Telstra Research Laboratories
- TRL in 1983 from the antenna towers on Building M5
- Established: 1923
- Research type: Telecommunications research and development
- Field of research: Telecommunications
- Location: Melbourne, Victoria, Australia
- Affiliations: Telstra
- Operating agency: Telstra

= Telstra Research Laboratories =

Telstra Research Laboratories (TRL) was a leading telecommunications research and development centre in Australia up until its closure in January 2006. Shortly before its closure it employed several hundred people including engineers, scientists, psychologists and other technical staff spread over several locations including Melbourne, Sydney and Launceston.

The closure of TRL, with retrenchment of about 90% of its staff, was part of a broader restructure of Telstra's Network and Technology group following the announcement in November 2005 of the outcome of a strategic review led by new CEO Sol Trujillo. The new operating model places more emphasis on the reliance on key vendor partners, rather than the traditional in-house expertise that TRL provided to assist Telstra in being an intelligent purchaser of equipment and systems. Whilst in operation the Centre was under the management of Ross Lambi Chief Infrastructure Offer and Brendon Riley CEO of Telstra InfraCo who then reported to Sol Trujillo Telstra’s USA born CEO from 2005 to 2009.

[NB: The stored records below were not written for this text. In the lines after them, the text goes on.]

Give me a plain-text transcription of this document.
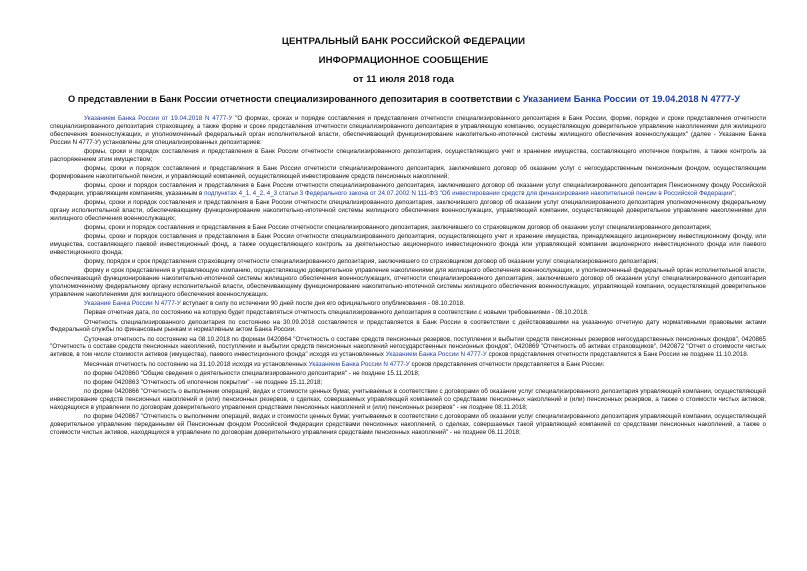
ЦЕНТРАЛЬНЫЙ БАНК РОССИЙСКОЙ ФЕДЕРАЦИИ
ИНФОРМАЦИОННОЕ СООБЩЕНИЕ
от 11 июля 2018 года
О представлении в Банк России отчетности специализированного депозитария в соответствии с Указанием Банка России от 19.04.2018 N 4777-У

Указанием Банка России от 19.04.2018 N 4777-У "О формах, сроках и порядке составления и представления отчетности специализированного депозитария в Банк России, форме, порядке и сроке представления отчетности специализированного депозитария страховщику, а также форме и сроке представления отчетности специализированного депозитария в управляющую компанию, осуществляющую доверительное управление накоплениями для жилищного обеспечения военнослужащих, и уполномоченный федеральный орган исполнительной власти, обеспечивающий функционирование накопительно-ипотечной системы жилищного обеспечения военнослужащих" (далее - Указание Банка России N 4777-У) установлены для специализированных депозитариев:

формы, сроки и порядок составления и представления в Банк России отчетности специализированного депозитария, осуществляющего учет и хранение имущества, составляющего ипотечное покрытие, а также контроль за распоряжением этим имуществом;

формы, сроки и порядок составления и представления в Банк России отчетности специализированного депозитария, заключившего договор об оказании услуг с негосударственным пенсионным фондом, осуществляющим формирование накопительной пенсии, и управляющей компанией, осуществляющей инвестирование средств пенсионных накоплений;

формы, сроки и порядок составления и представления в Банк России отчетности специализированного депозитария, заключившего договор об оказании услуг специализированного депозитария Пенсионному фонду Российской Федерации, управляющим компаниям, указанным в подпунктах 4_1, 4_2, 4_3 статьи 3 Федерального закона от 24.07.2002 N 111-ФЗ "Об инвестировании средств для финансирования накопительной пенсии в Российской Федерации";

формы, сроки и порядок составления и представления в Банк России отчетности специализированного депозитария, заключившего договор об оказании услуг специализированного депозитария уполномоченному федеральному органу исполнительной власти, обеспечивающему функционирование накопительно-ипотечной системы жилищного обеспечения военнослужащих, управляющей компании, осуществляющей доверительное управление накоплениями для жилищного обеспечения военнослужащих;

формы, сроки и порядок составления и представления в Банк России отчетности специализированного депозитария, заключившего со страховщиком договор об оказании услуг специализированного депозитария;

формы, сроки и порядок составления и представления в Банк России отчетности специализированного депозитария, осуществляющего учет и хранение имущества, принадлежащего акционерному инвестиционному фонду, или имущества, составляющего паевой инвестиционный фонд, а также осуществляющего контроль за деятельностью акционерного инвестиционного фонда или управляющей компании акционерного инвестиционного фонда или паевого инвестиционного фонда;

форму, порядок и срок представления страховщику отчетности специализированного депозитария, заключившего со страховщиком договор об оказании услуг специализированного депозитария;

форму и срок представления в управляющую компанию, осуществляющую доверительное управление накоплениями для жилищного обеспечения военнослужащих, и уполномоченный федеральный орган исполнительной власти, обеспечивающий функционирование накопительно-ипотечной системы жилищного обеспечения военнослужащих, отчетности специализированного депозитария, заключившего договор об оказании услуг специализированного депозитария уполномоченному федеральному органу исполнительной власти, обеспечивающему функционирование накопительно-ипотечной системы жилищного обеспечения военнослужащих, управляющей компании, осуществляющей доверительное управление накоплениями для жилищного обеспечения военнослужащих.

Указание Банка России N 4777-У вступает в силу по истечении 90 дней после дня его официального опубликования - 08.10.2018.

Первая отчетная дата, по состоянию на которую будет представляться отчетность специализированного депозитария в соответствии с новыми требованиями - 08.10.2018.

Отчетность специализированного депозитария по состоянию на 30.09.2018 составляется и представляется в Банк России в соответствии с действовавшими на указанную отчетную дату нормативными правовыми актами Федеральной службы по финансовым рынкам и нормативным актом Банка России.

Суточная отчетность по состоянию на 08.10.2018 по формам 0420864 "Отчетность о составе средств пенсионных резервов, поступлении и выбытии средств пенсионных резервов негосударственных пенсионных фондов", 0420865 "Отчетность о составе средств пенсионных накоплений, поступлении и выбытии средств пенсионных накоплений негосударственных пенсионных фондов", 0420869 "Отчетность об активах страховщиков", 0420872 "Отчет о стоимости чистых активов, в том числе стоимости активов (имущества), паевого инвестиционного фонда" исходя из установленных Указанием Банка России N 4777-У сроков представления отчетности представляется в Банк России не позднее 11.10.2018.

Месячная отчетность по состоянию на 31.10.2018 исходя из установленных Указанием Банка России N 4777-У сроков представления отчетности представляется в Банк России:

по форме 0420860 "Общие сведения о деятельности специализированного депозитария" - не позднее 15.11.2018;

по форме 0420863 "Отчетность об ипотечном покрытии" - не позднее 15.11.2018;

по форме 0420866 "Отчетность о выполнении операций, видах и стоимости ценных бумаг, учитываемых в соответствии с договорами об оказании услуг специализированного депозитария управляющей компании, осуществляющей инвестирование средств пенсионных накоплений и (или) пенсионных резервов, о сделках, совершаемых управляющей компанией со средствами пенсионных накоплений и (или) пенсионных резервов, а также о стоимости чистых активов, находящихся в управлении по договорам доверительного управления средствами пенсионных накоплений и (или) пенсионных резервов" - не позднее 08.11.2018;

по форме 0420867 "Отчетность о выполнении операций, видах и стоимости ценных бумаг, учитываемых в соответствии с договорами об оказании услуг специализированного депозитария управляющей компании, осуществляющей доверительное управление переданными ей Пенсионным фондом Российской Федерации средствами пенсионных накоплений, о сделках, совершаемых такой управляющей компанией со средствами пенсионных накоплений, а также о стоимости чистых активов, находящихся в управлении по договорам доверительного управления средствами пенсионных накоплений" - не позднее 06.11.2018;
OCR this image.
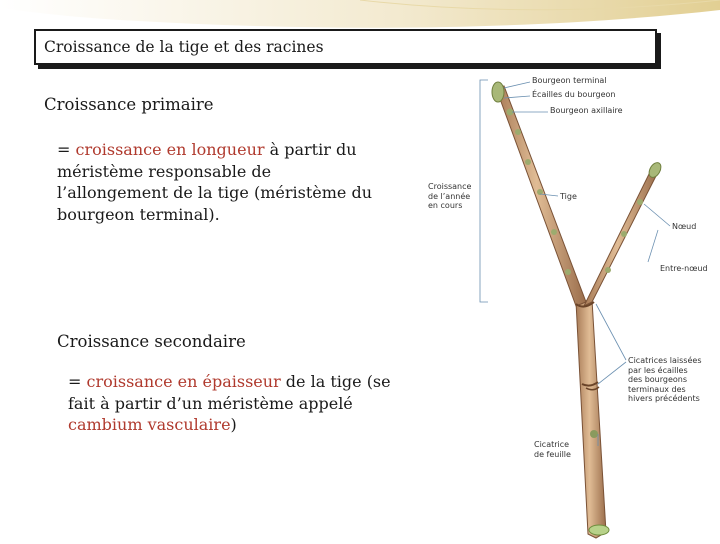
Croissance de la tige et des racines
Croissance primaire
= croissance en longueur à partir du méristème responsable de l’allongement de la tige (méristème du bourgeon terminal).
Croissance secondaire
= croissance en épaisseur de la tige (se fait à partir d’un méristème appelé cambium vasculaire)
Bourgeon terminal
Écailles du bourgeon
Bourgeon axillaire
Croissance
de l’année
en cours
Tige
Nœud
Entre-nœud
Cicatrices laissées
par les écailles
des bourgeons
terminaux des
hivers précédents
Cicatrice
de feuille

Telstra is Australia's dominant telecommunications carrier.

== History ==
TRL was originally established as the Research Laboratories of the Postmaster-General's Department (PMG) in 1923. The Research Laboratories continued as PMG, became Telecom Australia and later became Telstra, and was responsible for the development of several key technologies. Notable achievements included: a part in the development of radar for WW2; the first fax service in Australia; the first public TV broadcast in Australia; developing termite-resistant cabling; assisting with the development of the bionic ear and the cochlear ear implant; developing the optical fibre cold clamp; and building the first system to route calls to a destination depending on the caller's location (One3).